The findings came as left-winger Jeremy Corbyn, who has seen a surge in support for his anti-austerity message, suffered an opinion poll setback with a survey showing rival Andy Burnham is the clear favourite among Labour voters.
The Opinium poll found that among Labour voters, rather than just party members, Mr Burnham was on 39%, 15 points clear of Mr Corbyn, with Yvette Cooper on 22% and Liz Kendall on 15%.
Some 70% thought Mr Burnham was likely to win a general election as leader, while just 51% thought it likely that Mr Corbyn would walk through the door of No 10 as prime minister.
In a blunt message to the party, Mr Cruddas said it would have to accept "hard truths" about the reason for its electoral defeat.
"On the basis of the data, the public appear to think anti-austerity is a vote loser - we cannot ignore that," he said.
"We can seek to change the views of the public, but it's best not to ignore them."
In an article on the LabourList website he said: "The Tories won because voters believed they will cut the deficit, even though a majority understand that the economic system is unfair.
"The Tories' message on the deficit was clear, Labour's was not. The Tories are trusted to manage the country's finances, Labour is not."
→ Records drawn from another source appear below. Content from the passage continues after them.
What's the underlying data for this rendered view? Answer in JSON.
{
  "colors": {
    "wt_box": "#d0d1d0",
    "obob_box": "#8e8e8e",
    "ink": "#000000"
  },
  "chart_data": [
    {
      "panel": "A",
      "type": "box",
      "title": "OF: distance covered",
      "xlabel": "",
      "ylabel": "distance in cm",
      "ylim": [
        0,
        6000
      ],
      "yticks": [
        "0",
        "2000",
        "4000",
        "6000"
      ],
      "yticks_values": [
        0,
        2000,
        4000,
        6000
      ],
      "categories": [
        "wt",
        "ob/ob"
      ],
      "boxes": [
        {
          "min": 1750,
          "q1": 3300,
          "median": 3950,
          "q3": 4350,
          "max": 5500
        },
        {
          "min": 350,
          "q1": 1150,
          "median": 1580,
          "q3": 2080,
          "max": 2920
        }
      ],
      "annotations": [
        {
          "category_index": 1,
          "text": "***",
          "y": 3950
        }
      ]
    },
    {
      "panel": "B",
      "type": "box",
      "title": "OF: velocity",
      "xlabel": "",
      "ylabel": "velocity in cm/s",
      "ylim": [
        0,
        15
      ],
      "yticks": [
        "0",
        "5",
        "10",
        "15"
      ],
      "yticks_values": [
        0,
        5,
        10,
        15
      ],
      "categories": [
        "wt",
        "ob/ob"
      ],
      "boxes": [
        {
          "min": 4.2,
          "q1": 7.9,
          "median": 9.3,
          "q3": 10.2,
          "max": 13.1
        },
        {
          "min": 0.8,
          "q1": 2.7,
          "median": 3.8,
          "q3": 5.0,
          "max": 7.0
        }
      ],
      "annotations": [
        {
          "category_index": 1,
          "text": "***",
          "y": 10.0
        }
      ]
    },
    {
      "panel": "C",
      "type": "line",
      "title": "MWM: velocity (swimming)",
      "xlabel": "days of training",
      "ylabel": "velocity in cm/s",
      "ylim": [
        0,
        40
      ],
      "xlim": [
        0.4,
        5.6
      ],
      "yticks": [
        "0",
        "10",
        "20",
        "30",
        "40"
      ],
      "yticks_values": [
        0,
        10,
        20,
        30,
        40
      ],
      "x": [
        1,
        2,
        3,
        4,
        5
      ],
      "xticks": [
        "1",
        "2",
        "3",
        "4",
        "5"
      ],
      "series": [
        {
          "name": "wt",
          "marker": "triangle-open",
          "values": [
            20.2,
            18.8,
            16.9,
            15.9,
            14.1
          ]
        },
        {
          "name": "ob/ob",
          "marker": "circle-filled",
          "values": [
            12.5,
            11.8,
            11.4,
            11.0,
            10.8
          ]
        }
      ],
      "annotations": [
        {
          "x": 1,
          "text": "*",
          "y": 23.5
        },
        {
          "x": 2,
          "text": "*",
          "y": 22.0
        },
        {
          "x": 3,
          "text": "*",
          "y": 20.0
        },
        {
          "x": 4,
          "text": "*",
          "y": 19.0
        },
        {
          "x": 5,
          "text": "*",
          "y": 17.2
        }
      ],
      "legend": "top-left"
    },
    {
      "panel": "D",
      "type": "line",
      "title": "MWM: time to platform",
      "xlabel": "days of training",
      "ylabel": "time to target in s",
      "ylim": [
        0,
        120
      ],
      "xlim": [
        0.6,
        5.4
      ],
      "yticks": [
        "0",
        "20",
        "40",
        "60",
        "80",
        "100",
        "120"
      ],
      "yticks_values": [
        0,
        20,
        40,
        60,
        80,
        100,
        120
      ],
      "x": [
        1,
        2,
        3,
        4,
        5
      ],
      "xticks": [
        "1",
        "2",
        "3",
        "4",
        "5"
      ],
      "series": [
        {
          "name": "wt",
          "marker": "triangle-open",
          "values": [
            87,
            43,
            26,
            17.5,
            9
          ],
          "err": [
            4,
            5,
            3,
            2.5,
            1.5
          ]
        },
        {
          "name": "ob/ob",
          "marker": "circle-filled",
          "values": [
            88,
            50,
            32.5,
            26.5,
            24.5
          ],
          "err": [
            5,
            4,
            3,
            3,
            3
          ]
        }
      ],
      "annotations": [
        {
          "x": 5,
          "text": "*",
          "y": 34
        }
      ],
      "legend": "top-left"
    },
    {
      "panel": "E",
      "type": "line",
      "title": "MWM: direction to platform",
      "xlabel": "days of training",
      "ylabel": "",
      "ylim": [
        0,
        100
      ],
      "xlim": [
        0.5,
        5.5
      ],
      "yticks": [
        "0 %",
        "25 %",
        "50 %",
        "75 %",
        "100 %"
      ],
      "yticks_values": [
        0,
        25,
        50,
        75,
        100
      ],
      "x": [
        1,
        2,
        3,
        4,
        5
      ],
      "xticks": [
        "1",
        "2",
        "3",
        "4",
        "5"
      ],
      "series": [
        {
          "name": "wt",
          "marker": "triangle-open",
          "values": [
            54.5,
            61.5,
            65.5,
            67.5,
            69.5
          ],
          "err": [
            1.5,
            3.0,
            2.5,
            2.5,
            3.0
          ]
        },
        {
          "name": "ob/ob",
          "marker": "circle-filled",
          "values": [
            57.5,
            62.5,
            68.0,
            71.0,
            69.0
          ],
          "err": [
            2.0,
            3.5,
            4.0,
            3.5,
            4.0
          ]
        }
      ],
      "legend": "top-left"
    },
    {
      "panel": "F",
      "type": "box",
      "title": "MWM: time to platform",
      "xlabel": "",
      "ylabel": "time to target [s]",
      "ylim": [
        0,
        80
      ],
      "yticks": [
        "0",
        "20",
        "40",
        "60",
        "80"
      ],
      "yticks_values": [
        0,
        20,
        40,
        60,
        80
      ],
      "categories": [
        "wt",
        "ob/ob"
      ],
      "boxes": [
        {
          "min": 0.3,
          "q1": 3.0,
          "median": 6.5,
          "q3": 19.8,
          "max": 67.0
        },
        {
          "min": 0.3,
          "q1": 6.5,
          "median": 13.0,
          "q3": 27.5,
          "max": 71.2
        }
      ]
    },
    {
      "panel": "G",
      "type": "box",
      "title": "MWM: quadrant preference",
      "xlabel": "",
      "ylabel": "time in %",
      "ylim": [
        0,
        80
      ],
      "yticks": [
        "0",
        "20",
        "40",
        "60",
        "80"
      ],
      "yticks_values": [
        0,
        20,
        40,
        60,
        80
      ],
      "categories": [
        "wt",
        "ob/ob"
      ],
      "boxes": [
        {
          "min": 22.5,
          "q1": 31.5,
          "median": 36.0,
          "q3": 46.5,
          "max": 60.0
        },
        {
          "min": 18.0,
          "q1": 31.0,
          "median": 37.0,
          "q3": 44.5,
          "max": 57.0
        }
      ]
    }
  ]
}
Polling of 3,000 people in England and Wales for the review found that 58% of voters agreed cutting the deficit was the "top priority", with just 16% disagreeing. But some 60% agreed the economy unfairly favours powerful interests and 43% said they would vote for a party that would redistribute wealth from the rich to the poor.
Labour's crushing defeat in Scotland to the anti-austerity message of the SNP "does not set a precedent for its leftward shift in England", Mr Cruddas added.
"The SNP's anti-austerity politics simply increased the risk that Labour represented to English voters," he said.
Mr Corbyn sought to regain the initiative in the campaign by promising a radical series of measures to improve the supply of housing, including rent controls and the possibility of extending right-to-buy powers to private tenants while restricting them for council house occupants.
His policy document said: "The free market free-for-all in housing has failed. Only the Government is able to play the strategic, co-ordinating role to tackle the housing crisis."
The plan floats the idea of a "right-to-buy shared equity scheme" for private tenants renting from large-scale landlords.
Mr Corbyn calls for at least 240,000 homes a year to be built, with more than half of them council houses.
He said "exorbitant" rents needed to come down and the document proposed strict limits on rent rises, possibly linking them to earnings rather than increases in property prices.
:: Opinium Research carried out an online survey of 1,942 British adults from July 24 to 27.